Ouagadougou : la CNAVC dénonce une “ingérence” du Parlement européen et appelle à une mobilisation citoyenne

La Coordination Nationale des Associations de Veille Citoyenne (CNAVC) a animé, ce jeudi 26 mars 2026 à Ouagadougou, une conférence de presse au cours de laquelle elle a exprimé sa ferme opposition à la récente résolution du Parlement européen demandant la libération de Mohamed Bazoum.

Dans une déclaration lue par Ghislain Dabiré, la CNAVC a d’abord salué l’engagement des Forces de défense et de sécurité (FDS) des pays de l’Alliance des États du Sahel (AES), ainsi que celui des Volontaires pour la Défense de la Patrie (VDP). Elle a rendu hommage à leur “courage, dignité et résilience” dans le cadre de la reconquête du territoire, tout en appelant à la solidarité envers les familles des combattants.

Abordant le cœur de son message, l’organisation a vivement critiqué la résolution adoptée le 12 mars 2026 par le Parlement européen. Elle y voit une “atteinte grave à la souveraineté” des États de l’AES et une violation du principe de non-ingérence consacré par la Charte des Nations unies. Pour la CNAVC, cette institution européenne ne dispose d’aucune légitimité pour intervenir dans les affaires internes d’États souverains.

La coordination a également mis en garde contre ce qu’elle considère comme des “manœuvres néocolonialistes”, rappelant les conséquences des interventions étrangères en Libye et en Irak. Selon elle, les peuples du Sahel sont désormais déterminés à préserver leur indépendance et à rompre avec toute forme de domination extérieure.

Dans ce contexte, la CNAVC a lancé un appel à la mobilisation populaire. Elle invite les Burkinabè à participer massivement à une marche-meeting prévue le samedi 28 mars 2026 à 08h00, devant le siège de l’Union européenne à Ouagadougou. Cette action se veut, selon l’organisation, une démonstration pacifique de l’attachement du peuple à sa souveraineté.

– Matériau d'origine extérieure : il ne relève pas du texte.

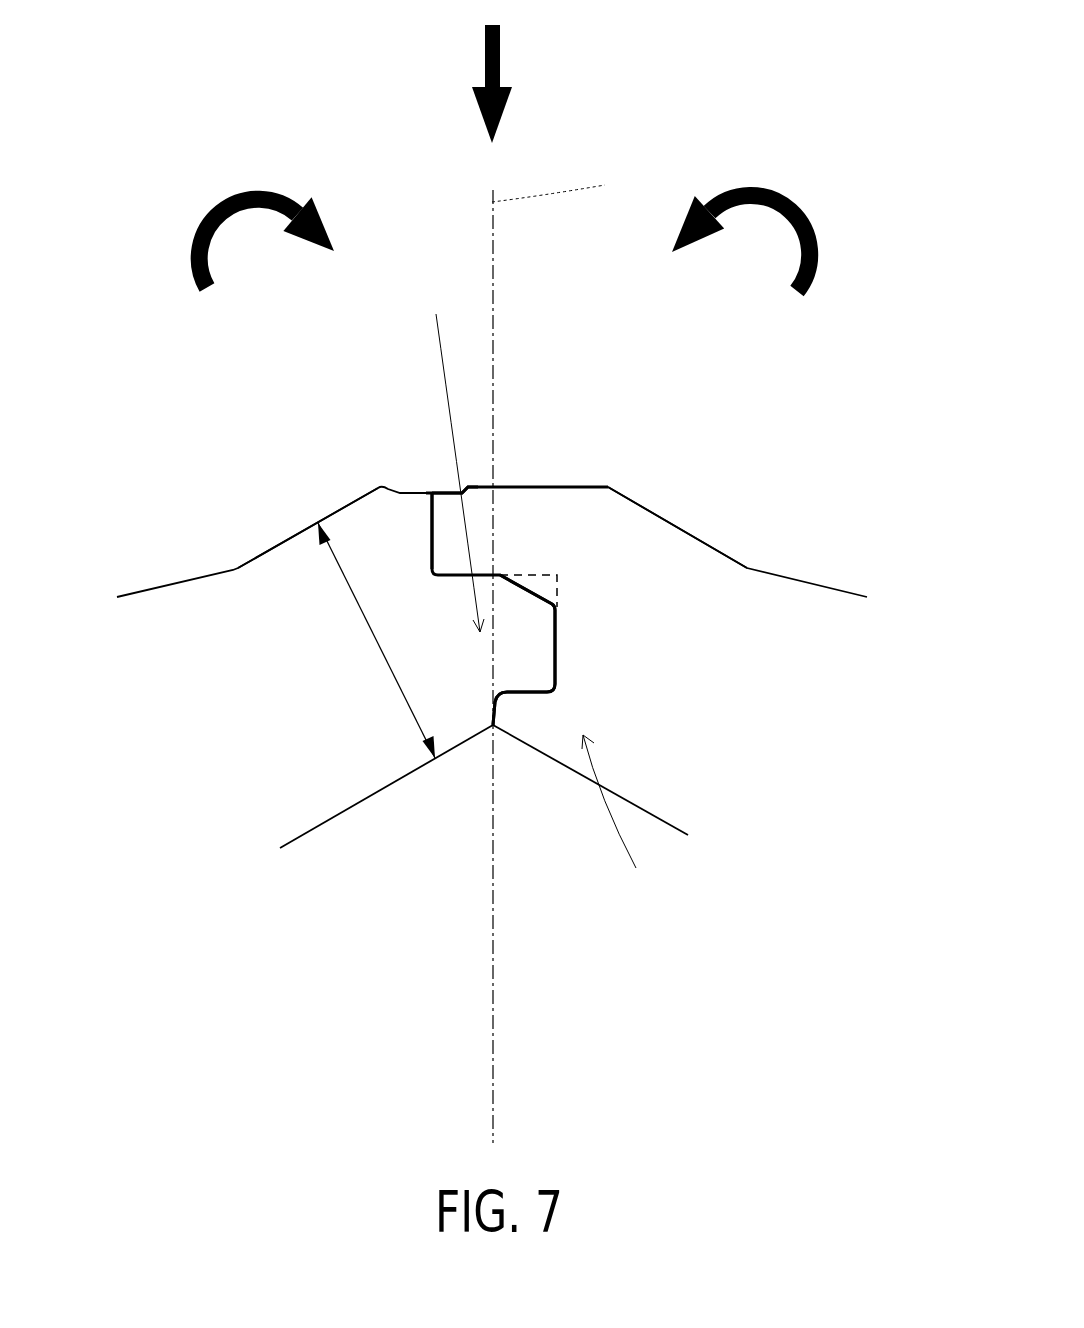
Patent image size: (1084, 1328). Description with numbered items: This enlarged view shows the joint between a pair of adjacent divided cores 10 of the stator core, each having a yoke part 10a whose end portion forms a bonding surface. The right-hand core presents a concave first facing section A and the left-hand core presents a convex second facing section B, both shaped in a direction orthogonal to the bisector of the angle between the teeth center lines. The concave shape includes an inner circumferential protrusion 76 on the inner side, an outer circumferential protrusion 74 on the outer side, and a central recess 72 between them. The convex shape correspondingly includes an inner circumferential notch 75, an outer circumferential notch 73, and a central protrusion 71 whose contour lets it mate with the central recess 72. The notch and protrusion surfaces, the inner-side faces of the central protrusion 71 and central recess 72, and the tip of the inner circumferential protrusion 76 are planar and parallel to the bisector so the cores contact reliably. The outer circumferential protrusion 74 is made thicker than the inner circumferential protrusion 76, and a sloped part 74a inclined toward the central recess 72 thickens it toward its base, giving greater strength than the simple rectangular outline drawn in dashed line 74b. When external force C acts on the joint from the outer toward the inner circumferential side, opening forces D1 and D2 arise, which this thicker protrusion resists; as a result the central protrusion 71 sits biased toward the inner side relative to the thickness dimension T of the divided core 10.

The divided core 10 is at (182, 578).
The yoke part 10a is at (255, 587).
The central protrusion 71 is at (527, 613).
The central recess 72 is at (540, 638).
The outer circumferential notch 73 is at (431, 496).
The outer circumferential protrusion 74 is at (430, 547).
The sloped part 74a is at (557, 617).
The simple rectangular shape 74b is at (553, 573).
The inner circumferential notch 75 is at (505, 712).
The inner circumferential protrusion 76 is at (518, 715).
The external force C is at (502, 53).
The opening direction force D1 is at (793, 203).
The opening direction force D2 is at (210, 205).
The second facing section B is at (452, 458).
The length dimension in thickness direction T is at (372, 637).
The first facing section A is at (616, 818).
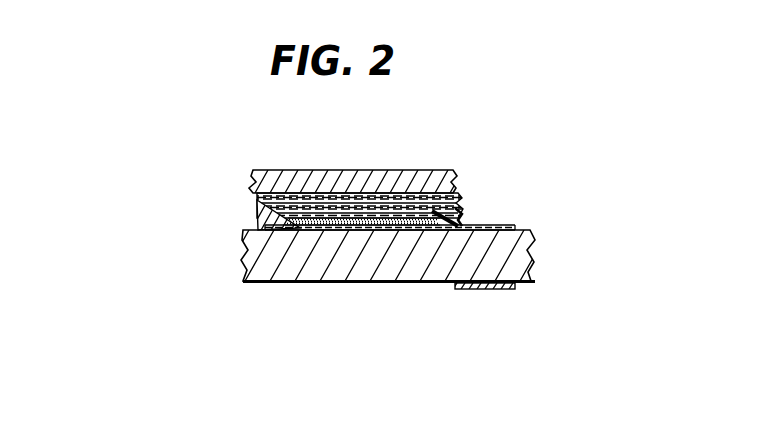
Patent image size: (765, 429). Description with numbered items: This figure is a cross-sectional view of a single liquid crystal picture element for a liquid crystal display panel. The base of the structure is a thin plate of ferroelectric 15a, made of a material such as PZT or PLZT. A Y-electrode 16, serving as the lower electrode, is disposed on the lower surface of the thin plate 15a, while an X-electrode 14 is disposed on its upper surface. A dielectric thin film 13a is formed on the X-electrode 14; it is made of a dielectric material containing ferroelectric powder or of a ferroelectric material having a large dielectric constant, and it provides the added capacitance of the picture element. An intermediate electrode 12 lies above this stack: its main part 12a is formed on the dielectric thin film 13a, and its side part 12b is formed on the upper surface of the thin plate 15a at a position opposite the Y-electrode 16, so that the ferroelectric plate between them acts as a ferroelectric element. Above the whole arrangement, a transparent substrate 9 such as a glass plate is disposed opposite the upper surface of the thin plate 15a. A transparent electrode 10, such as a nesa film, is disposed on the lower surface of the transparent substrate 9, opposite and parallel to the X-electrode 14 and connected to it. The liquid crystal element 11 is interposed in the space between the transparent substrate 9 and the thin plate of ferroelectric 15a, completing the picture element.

The transparent substrate 9 is at (373, 170).
The transparent electrode 10 is at (433, 190).
The liquid crystal element 11 is at (458, 208).
The intermediate electrode 12 is at (463, 209).
The main part of intermediate electrode 12a is at (324, 200).
The side part of intermediate electrode 12b is at (515, 226).
The dielectric thin film 13a is at (262, 209).
The X-electrode 14 is at (384, 232).
The thin plate of ferroelectric 15a is at (270, 283).
The Y-electrode 16 is at (483, 289).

Enfin, la CNAVC a exhorté la communauté internationale à respecter le libre choix des États de l’AES en matière de gouvernance politique, économique et sociale, tout en plaidant pour une coopération fondée sur le respect mutuel.

À travers cette sortie médiatique, la coordination réaffirme son soutien à la dynamique de l’Alliance des États du Sahel, présentée comme une voie vers une souveraineté assumée et un avenir maîtrisé par les peuples de la région.